Large volumes of ADR managed via 20th century technology and video conferencing do nothing to increase Court capacity and Bust Backlogs. How have other jurisdictions approached this dilemma?
Lessons from other jurisdictions
Amongst the first nations to introduce compulsory mediation information sessions to explore whether mediation would succeed. This has been spectacularly successful; reducing their Backlog and that was before the Pandemic struck so hard in Italy.
Turkey first started with compulsory mediation for Labour disputes. This has since been expanded to Commercial disputes. All managed via an online Platform and regional Mediation Bureaux.
After a number of attempts to introduce mandatory mediation information meetings Greece enacted Law 4640 of 2019 requiring these. This was implemented for Family Law cases on 15 January 2020. 4640 was due to be implemented for contract and tort cases (up to €30,000 in claim value) on 15 March but implementation was postponed due to Greece’s Lockdown. This is now anticipated for early 2021.
Faced with an ever increasing Backlog that includes cases almost as long-running as Dickens’ Jarndyce v Jarndyce there have been calls for greater integration of IT and ADR with data capturing capabilities so as to inform future reforms and mandatory so as to clear their Backlog.

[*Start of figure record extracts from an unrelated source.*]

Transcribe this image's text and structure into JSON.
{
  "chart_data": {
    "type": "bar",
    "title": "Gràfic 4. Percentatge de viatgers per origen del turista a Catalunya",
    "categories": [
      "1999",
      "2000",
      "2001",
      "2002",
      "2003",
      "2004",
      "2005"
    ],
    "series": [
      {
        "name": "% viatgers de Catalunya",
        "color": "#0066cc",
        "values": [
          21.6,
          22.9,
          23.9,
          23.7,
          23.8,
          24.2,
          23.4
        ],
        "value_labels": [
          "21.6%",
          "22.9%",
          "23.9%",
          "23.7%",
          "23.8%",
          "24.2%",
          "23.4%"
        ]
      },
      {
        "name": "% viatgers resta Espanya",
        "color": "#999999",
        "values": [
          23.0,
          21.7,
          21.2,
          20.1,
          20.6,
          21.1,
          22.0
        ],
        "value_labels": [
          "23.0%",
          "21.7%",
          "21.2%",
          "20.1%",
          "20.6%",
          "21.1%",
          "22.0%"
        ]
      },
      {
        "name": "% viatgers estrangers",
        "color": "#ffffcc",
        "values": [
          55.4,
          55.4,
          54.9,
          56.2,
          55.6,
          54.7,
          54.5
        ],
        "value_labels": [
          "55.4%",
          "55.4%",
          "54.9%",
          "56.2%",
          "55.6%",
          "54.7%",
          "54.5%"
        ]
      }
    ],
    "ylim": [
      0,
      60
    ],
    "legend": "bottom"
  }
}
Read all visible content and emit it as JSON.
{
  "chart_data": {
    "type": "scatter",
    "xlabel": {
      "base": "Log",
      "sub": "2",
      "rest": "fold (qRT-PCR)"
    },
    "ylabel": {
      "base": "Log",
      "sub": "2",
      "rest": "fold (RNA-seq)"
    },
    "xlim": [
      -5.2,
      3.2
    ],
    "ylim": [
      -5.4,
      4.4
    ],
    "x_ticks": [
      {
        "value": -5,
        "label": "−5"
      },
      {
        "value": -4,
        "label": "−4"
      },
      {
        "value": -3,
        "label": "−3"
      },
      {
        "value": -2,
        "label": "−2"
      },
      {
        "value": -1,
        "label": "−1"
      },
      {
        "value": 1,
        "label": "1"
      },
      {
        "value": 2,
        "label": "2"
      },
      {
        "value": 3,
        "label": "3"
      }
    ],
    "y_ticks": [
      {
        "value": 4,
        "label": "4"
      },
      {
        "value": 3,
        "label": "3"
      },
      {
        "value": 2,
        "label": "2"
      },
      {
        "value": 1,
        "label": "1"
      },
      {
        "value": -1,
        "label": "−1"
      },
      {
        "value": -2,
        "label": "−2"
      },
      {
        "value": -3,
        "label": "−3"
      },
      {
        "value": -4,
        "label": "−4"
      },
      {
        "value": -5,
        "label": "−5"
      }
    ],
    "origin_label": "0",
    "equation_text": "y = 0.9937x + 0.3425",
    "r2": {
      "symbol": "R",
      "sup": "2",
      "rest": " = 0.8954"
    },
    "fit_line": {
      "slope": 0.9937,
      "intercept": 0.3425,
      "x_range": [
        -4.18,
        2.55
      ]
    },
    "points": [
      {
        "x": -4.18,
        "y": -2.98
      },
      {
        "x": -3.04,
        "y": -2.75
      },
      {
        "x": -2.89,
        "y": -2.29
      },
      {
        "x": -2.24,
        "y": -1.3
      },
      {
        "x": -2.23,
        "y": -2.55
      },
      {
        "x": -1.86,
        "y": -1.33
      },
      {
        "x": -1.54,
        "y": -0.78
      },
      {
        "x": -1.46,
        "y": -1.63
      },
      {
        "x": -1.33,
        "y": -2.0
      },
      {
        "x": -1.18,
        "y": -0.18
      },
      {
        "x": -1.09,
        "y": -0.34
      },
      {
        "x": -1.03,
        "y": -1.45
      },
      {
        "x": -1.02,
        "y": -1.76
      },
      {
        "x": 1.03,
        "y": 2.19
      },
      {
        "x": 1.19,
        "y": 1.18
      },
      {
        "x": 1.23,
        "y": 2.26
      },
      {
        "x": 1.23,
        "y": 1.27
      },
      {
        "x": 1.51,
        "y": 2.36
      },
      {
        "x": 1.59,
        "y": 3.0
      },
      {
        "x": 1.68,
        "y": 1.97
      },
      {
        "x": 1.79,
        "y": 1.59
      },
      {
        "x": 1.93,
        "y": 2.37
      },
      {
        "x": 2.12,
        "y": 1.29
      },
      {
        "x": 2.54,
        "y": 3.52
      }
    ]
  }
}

In the State of Lagos this led to the introduction, in 2019, of a Practice Direction entitled “Backlog Elimination”.
New York State
A system called Presumptive Mediation was introduced in 2019 which has been successful. So much so that the pro bono mediators running the scheme cannot handle any more volume. Consequently there is a call to create a professional cadre of mediators paid by the State to manage the huge volume of cases via an online platform.
England & Wales
On 17 September 2020 the Judiciary and Government issued the now famous Guidance in Possession cases urging citizens to: “Avoid Court”!
Part of this Guidance includes an explanation of a new procedure integrated in the Court process for possession claims known as the Review Day. At this event the parties are encouraged to settle the issues either by themselves or by using mediation. Judges have been told that it is in order to dismiss cases where such attempts have not been made.
The first review Day takes place on 19 October and every day thereafter. If successful I expect the concept will be rolled-out across all civil claims.
Like containerisation innovation does not happen in vacuum. Innovation and ADR involves legislative, regulatory and technological change but most of all – a willingness to change by neutrals, practitioners and parties alike.